The UNIX-HATERS Handbook
- Author: Simson Garfinkel, Daniel Weise, Steven Strassmann
- Publisher: IDG
- Publication date: 1994
- ISBN: 1-56884-203-1

= The UNIX-HATERS Handbook =

1994 book by Simson Garfinkel

The UNIX-HATERS Handbook is a semi-humorous edited compilation of messages to the UNIX-HATERS mailing list. The book was edited by Simson Garfinkel, Daniel Weise and Steven Strassmann and published in 1994.

== Contents ==

The book concerns the frustrations of users of the Unix operating system. Many users had come from systems that they felt were far more sophisticated in features and usability, and they were frustrated by the perceived "worse is better" design philosophy that they felt Unix and much of its software encapsulated.

The book is based on messages sent to the UNIX-HATERS mailing list between 1988 and 1993, and contains a foreword by the human factors guru Don Norman and an "anti-foreword" by Dennis Ritchie, one of the creators of the operating system.

Many of the book's complaints about the Unix operating system are based on design decisions and anomalies in the command-line interface.

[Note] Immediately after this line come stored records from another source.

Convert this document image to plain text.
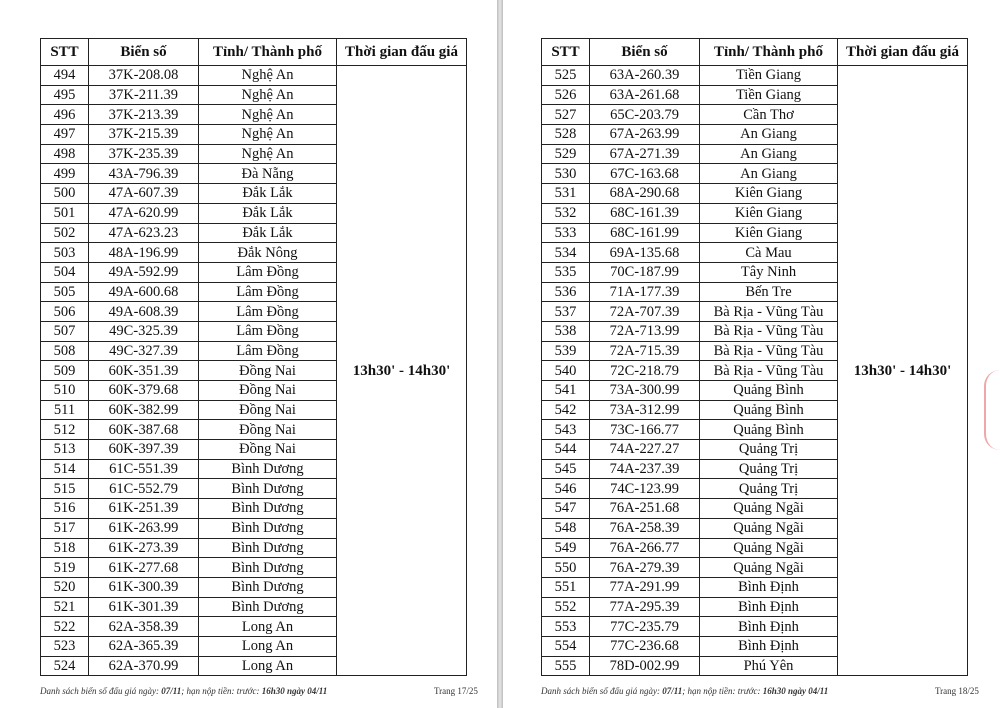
STT	Biển số	Tỉnh/ Thành phố	Thời gian đấu giá
494	37K-208.08	Nghệ An	13h30' - 14h30'
495	37K-211.39	Nghệ An	
496	37K-213.39	Nghệ An	
497	37K-215.39	Nghệ An	
498	37K-235.39	Nghệ An	
499	43A-796.39	Đà Nẵng	
500	47A-607.39	Đắk Lắk	
501	47A-620.99	Đắk Lắk	
502	47A-623.23	Đắk Lắk	
503	48A-196.99	Đắk Nông	
504	49A-592.99	Lâm Đồng	
505	49A-600.68	Lâm Đồng	
506	49A-608.39	Lâm Đồng	
507	49C-325.39	Lâm Đồng	
508	49C-327.39	Lâm Đồng	
509	60K-351.39	Đồng Nai	
510	60K-379.68	Đồng Nai	
511	60K-382.99	Đồng Nai	
512	60K-387.68	Đồng Nai	
513	60K-397.39	Đồng Nai	
514	61C-551.39	Bình Dương	
515	61C-552.79	Bình Dương	
516	61K-251.39	Bình Dương	
517	61K-263.99	Bình Dương	
518	61K-273.39	Bình Dương	
519	61K-277.68	Bình Dương	
520	61K-300.39	Bình Dương	
521	61K-301.39	Bình Dương	
522	62A-358.39	Long An	
523	62A-365.39	Long An	
524	62A-370.99	Long An	
Danh sách biển số đấu giá ngày: 07/11; hạn nộp tiền: trước: 16h30 ngày 04/11	Trang 17/25
STT	Biển số	Tỉnh/ Thành phố	Thời gian đấu giá
525	63A-260.39	Tiền Giang	13h30' - 14h30'
526	63A-261.68	Tiền Giang	
527	65C-203.79	Cần Thơ	
528	67A-263.99	An Giang	
529	67A-271.39	An Giang	
530	67C-163.68	An Giang	
531	68A-290.68	Kiên Giang	
532	68C-161.39	Kiên Giang	
533	68C-161.99	Kiên Giang	
534	69A-135.68	Cà Mau	
535	70C-187.99	Tây Ninh	
536	71A-177.39	Bến Tre	
537	72A-707.39	Bà Rịa - Vũng Tàu	
538	72A-713.99	Bà Rịa - Vũng Tàu	
539	72A-715.39	Bà Rịa - Vũng Tàu	
540	72C-218.79	Bà Rịa - Vũng Tàu	
541	73A-300.99	Quảng Bình	
542	73A-312.99	Quảng Bình	
543	73C-166.77	Quảng Bình	
544	74A-227.27	Quảng Trị	
545	74A-237.39	Quảng Trị	
546	74C-123.99	Quảng Trị	
547	76A-251.68	Quảng Ngãi	
548	76A-258.39	Quảng Ngãi	
549	76A-266.77	Quảng Ngãi	
550	76A-279.39	Quảng Ngãi	
551	77A-291.99	Bình Định	
552	77A-295.39	Bình Định	
553	77C-235.79	Bình Định	
554	77C-236.68	Bình Định	
555	78D-002.99	Phú Yên	
Danh sách biển số đấu giá ngày: 07/11; hạn nộp tiền: trước: 16h30 ngày 04/11	Trang 18/25
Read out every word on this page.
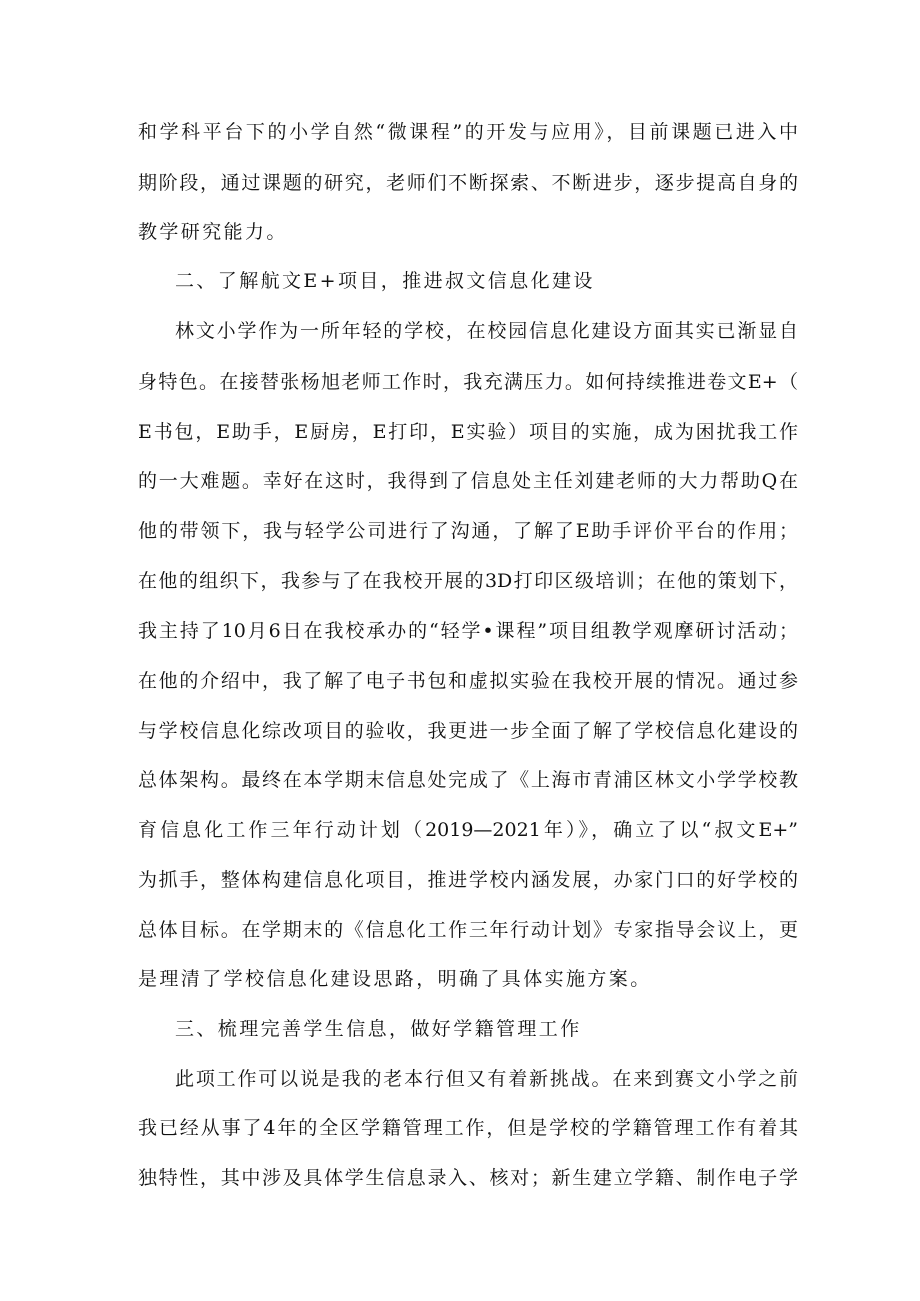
和学科平台下的小学自然“微课程”的开发与应用》，目前课题已进入中
期阶段，通过课题的研究，老师们不断探索、不断进步，逐步提高自身的
教学研究能力。
二、了解航文E+项目，推进叔文信息化建设
林文小学作为一所年轻的学校，在校园信息化建设方面其实已渐显自
身特色。在接替张杨旭老师工作时，我充满压力。如何持续推进卷文E+（
E书包，E助手，E厨房，E打印，E实验）项目的实施，成为困扰我工作
的一大难题。幸好在这时，我得到了信息处主任刘建老师的大力帮助Q在
他的带领下，我与轻学公司进行了沟通，了解了E助手评价平台的作用；
在他的组织下，我参与了在我校开展的3D打印区级培训；在他的策划下，
我主持了10月6日在我校承办的“轻学•课程”项目组教学观摩研讨活动；
在他的介绍中，我了解了电子书包和虚拟实验在我校开展的情况。通过参
与学校信息化综改项目的验收，我更进一步全面了解了学校信息化建设的
总体架构。最终在本学期末信息处完成了《上海市青浦区林文小学学校教
育信息化工作三年行动计划（2019—2021年）》，确立了以“叔文E+”
为抓手，整体构建信息化项目，推进学校内涵发展，办家门口的好学校的
总体目标。在学期末的《信息化工作三年行动计划》专家指导会议上，更
是理清了学校信息化建设思路，明确了具体实施方案。
三、梳理完善学生信息，做好学籍管理工作
此项工作可以说是我的老本行但又有着新挑战。在来到赛文小学之前
我已经从事了4年的全区学籍管理工作，但是学校的学籍管理工作有着其
独特性，其中涉及具体学生信息录入、核对；新生建立学籍、制作电子学
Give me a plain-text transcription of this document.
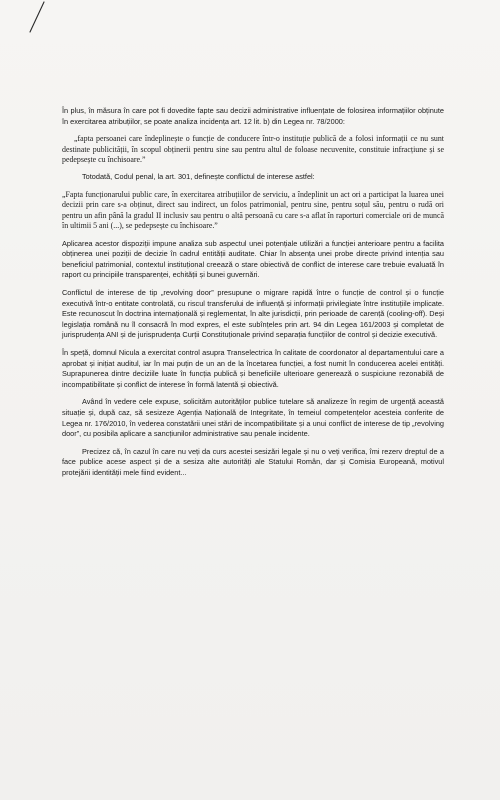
În plus, în măsura în care pot fi dovedite fapte sau decizii administrative influențate de folosirea informațiilor obținute în exercitarea atribuțiilor, se poate analiza incidența art. 12 lit. b) din Legea nr. 78/2000:

„fapta persoanei care îndeplinește o funcție de conducere într-o instituție publică de a folosi informații ce nu sunt destinate publicității, în scopul obținerii pentru sine sau pentru altul de foloase necuvenite, constituie infracțiune și se pedepsește cu închisoare.”

Totodată, Codul penal, la art. 301, definește conflictul de interese astfel:

„Fapta funcționarului public care, în exercitarea atribuțiilor de serviciu, a îndeplinit un act ori a participat la luarea unei decizii prin care s-a obținut, direct sau indirect, un folos patrimonial, pentru sine, pentru soțul său, pentru o rudă ori pentru un afin până la gradul II inclusiv sau pentru o altă persoană cu care s-a aflat în raporturi comerciale ori de muncă în ultimii 5 ani (...), se pedepsește cu închisoare.”

Aplicarea acestor dispoziții impune analiza sub aspectul unei potențiale utilizări a funcției anterioare pentru a facilita obținerea unei poziții de decizie în cadrul entității auditate. Chiar în absența unei probe directe privind intenția sau beneficiul patrimonial, contextul instituțional creează o stare obiectivă de conflict de interese care trebuie evaluată în raport cu principiile transparenței, echității și bunei guvernări.

Conflictul de interese de tip „revolving door” presupune o migrare rapidă între o funcție de control și o funcție executivă într-o entitate controlată, cu riscul transferului de influență și informații privilegiate între instituțiile implicate. Este recunoscut în doctrina internațională și reglementat, în alte jurisdicții, prin perioade de carență (cooling-off). Deși legislația română nu îl consacră în mod expres, el este subînțeles prin art. 94 din Legea 161/2003 și completat de jurisprudența ANI și de jurisprudența Curții Constituționale privind separația funcțiilor de control și decizie executivă.

În speță, domnul Nicula a exercitat control asupra Transelectrica în calitate de coordonator al departamentului care a aprobat și inițiat auditul, iar în mai puțin de un an de la încetarea funcției, a fost numit în conducerea acelei entități. Suprapunerea dintre deciziile luate în funcția publică și beneficiile ulterioare generează o suspiciune rezonabilă de incompatibilitate și conflict de interese în formă latentă și obiectivă.

Având în vedere cele expuse, solicităm autorităților publice tutelare să analizeze în regim de urgență această situație și, după caz, să sesizeze Agenția Națională de Integritate, în temeiul competențelor acesteia conferite de Legea nr. 176/2010, în vederea constatării unei stări de incompatibilitate și a unui conflict de interese de tip „revolving door”, cu posibila aplicare a sancțiunilor administrative sau penale incidente.

Precizez că, în cazul în care nu veți da curs acestei sesizări legale și nu o veți verifica, îmi rezerv dreptul de a face publice acese aspect și de a sesiza alte autorități ale Statului Român, dar și Comisia Europeană, motivul protejării identității mele fiind evident...
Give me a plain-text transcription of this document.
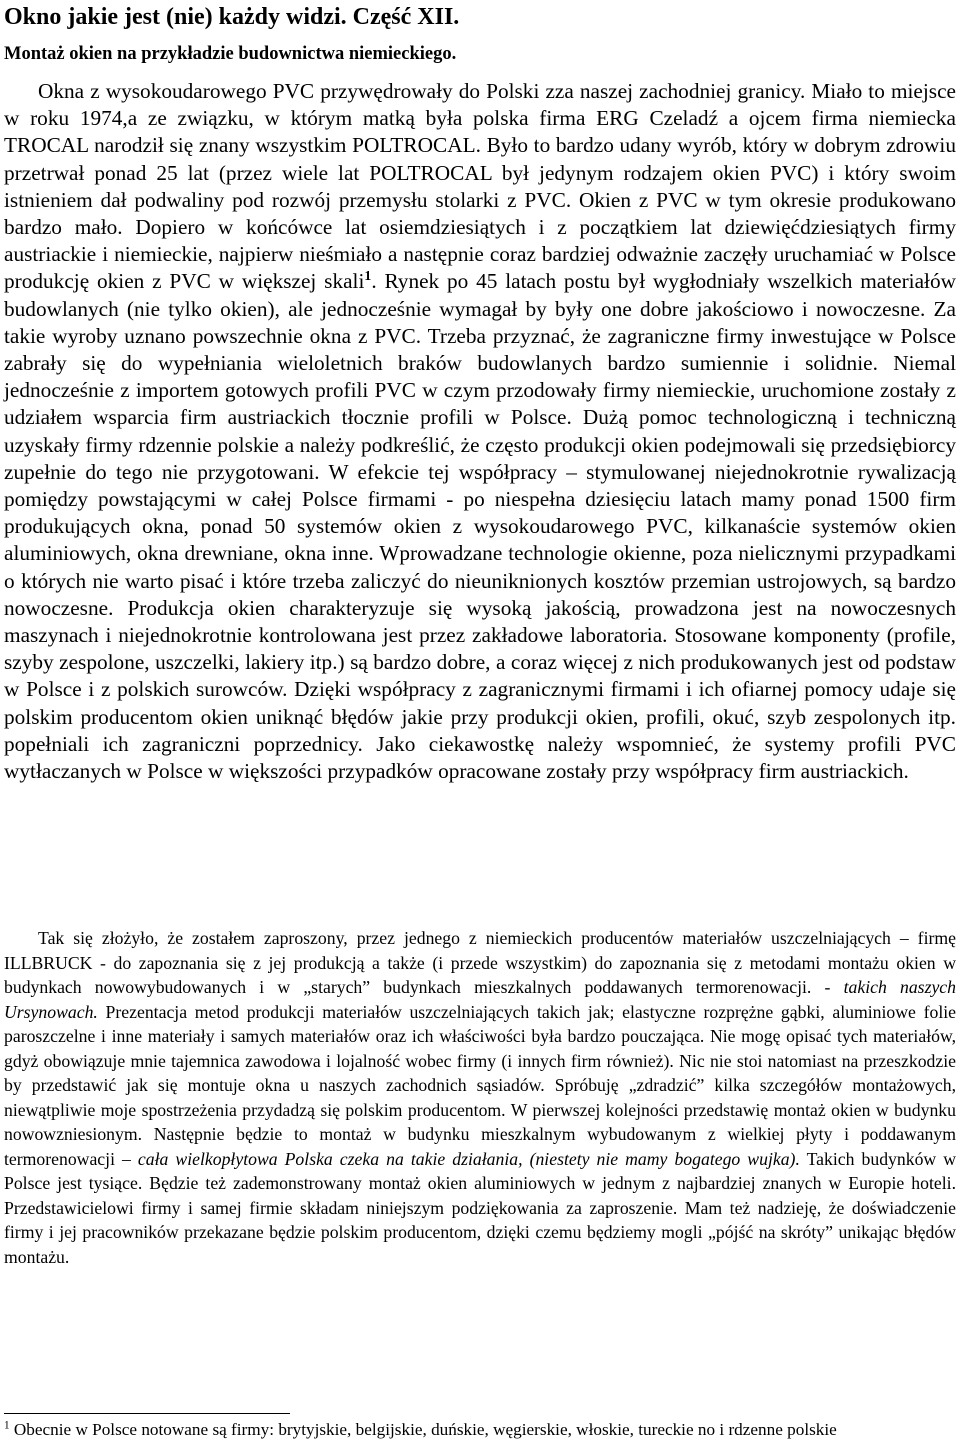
Okno jakie jest (nie) każdy widzi. Część XII.
Montaż okien na przykładzie budownictwa niemieckiego.

Okna z wysokoudarowego PVC przywędrowały do Polski zza naszej zachodniej granicy. Miało to miejsce w roku 1974,a ze związku, w którym matką była polska firma ERG Czeladź a ojcem firma niemiecka TROCAL narodził się znany wszystkim POLTROCAL. Było to bardzo udany wyrób, który w dobrym zdrowiu przetrwał ponad 25 lat (przez wiele lat POLTROCAL był jedynym rodzajem okien PVC) i który swoim istnieniem dał podwaliny pod rozwój przemysłu stolarki z PVC. Okien z PVC w tym okresie produkowano bardzo mało. Dopiero w końcówce lat osiemdziesiątych i z początkiem lat dziewięćdziesiątych firmy austriackie i niemieckie, najpierw nieśmiało a następnie coraz bardziej odważnie zaczęły uruchamiać w Polsce produkcję okien z PVC w większej skali$^1$. Rynek po 45 latach postu był wygłodniały wszelkich materiałów budowlanych (nie tylko okien), ale jednocześnie wymagał by były one dobre jakościowo i nowoczesne. Za takie wyroby uznano powszechnie okna z PVC. Trzeba przyznać, że zagraniczne firmy inwestujące w Polsce zabrały się do wypełniania wieloletnich braków budowlanych bardzo sumiennie i solidnie. Niemal jednocześnie z importem gotowych profili PVC w czym przodowały firmy niemieckie, uruchomione zostały z udziałem wsparcia firm austriackich tłocznie profili w Polsce. Dużą pomoc technologiczną i techniczną uzyskały firmy rdzennie polskie a należy podkreślić, że często produkcji okien podejmowali się przedsiębiorcy zupełnie do tego nie przygotowani. W efekcie tej współpracy – stymulowanej niejednokrotnie rywalizacją pomiędzy powstającymi w całej Polsce firmami - po niespełna dziesięciu latach mamy ponad 1500 firm produkujących okna, ponad 50 systemów okien z wysokoudarowego PVC, kilkanaście systemów okien aluminiowych, okna drewniane, okna inne. Wprowadzane technologie okienne, poza nielicznymi przypadkami o których nie warto pisać i które trzeba zaliczyć do nieuniknionych kosztów przemian ustrojowych, są bardzo nowoczesne. Produkcja okien charakteryzuje się wysoką jakością, prowadzona jest na nowoczesnych maszynach i niejednokrotnie kontrolowana jest przez zakładowe laboratoria. Stosowane komponenty (profile, szyby zespolone, uszczelki, lakiery itp.) są bardzo dobre, a coraz więcej z nich produkowanych jest od podstaw w Polsce i z polskich surowców. Dzięki współpracy z zagranicznymi firmami i ich ofiarnej pomocy udaje się polskim producentom okien uniknąć błędów jakie przy produkcji okien, profili, okuć, szyb zespolonych itp. popełniali ich zagraniczni poprzednicy. Jako ciekawostkę należy wspomnieć, że systemy profili PVC wytłaczanych w Polsce w większości przypadków opracowane zostały przy współpracy firm austriackich.

Tak się złożyło, że zostałem zaproszony, przez jednego z niemieckich producentów materiałów uszczelniających – firmę ILLBRUCK - do zapoznania się z jej produkcją a także (i przede wszystkim) do zapoznania się z metodami montażu okien w budynkach nowowybudowanych i w „starych” budynkach mieszkalnych poddawanych termorenowacji. - takich naszych Ursynowach. Prezentacja metod produkcji materiałów uszczelniających takich jak; elastyczne rozprężne gąbki, aluminiowe folie paroszczelne i inne materiały i samych materiałów oraz ich właściwości była bardzo pouczająca. Nie mogę opisać tych materiałów, gdyż obowiązuje mnie tajemnica zawodowa i lojalność wobec firmy (i innych firm również). Nic nie stoi natomiast na przeszkodzie by przedstawić jak się montuje okna u naszych zachodnich sąsiadów. Spróbuję „zdradzić” kilka szczegółów montażowych, niewątpliwie moje spostrzeżenia przydadzą się polskim producentom. W pierwszej kolejności przedstawię montaż okien w budynku nowowzniesionym. Następnie będzie to montaż w budynku mieszkalnym wybudowanym z wielkiej płyty i poddawanym termorenowacji – cała wielkopłytowa Polska czeka na takie działania, (niestety nie mamy bogatego wujka). Takich budynków w Polsce jest tysiące. Będzie też zademonstrowany montaż okien aluminiowych w jednym z najbardziej znanych w Europie hoteli. Przedstawicielowi firmy i samej firmie składam niniejszym podziękowania za zaproszenie. Mam też nadzieję, że doświadczenie firmy i jej pracowników przekazane będzie polskim producentom, dzięki czemu będziemy mogli „pójść na skróty” unikając błędów montażu.

$^1$ Obecnie w Polsce notowane są firmy: brytyjskie, belgijskie, duńskie, węgierskie, włoskie, tureckie no i rdzenne polskie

The front-matter page's dedication says: "To Ken and Dennis, without whom this book would not have been possible.", referring to Ken Thompson and Dennis Ritchie, the creators of Unix.

== Release ==

This book was printed as a trade paperback. Its front cover was designed to be similar to The Scream. An air sickness bag, printed with the phrase "UNIX barf bag", was inserted into the inside back cover of every copy by the publisher.

The book was made available to download for free in electronic format in 2003.

== Reception ==

Later reviewers of the book have noted that some issues have been resolved; for example, file systems that use larger block sizes or extents, such as the ext2 filesystem, were developed for Unix-like systems.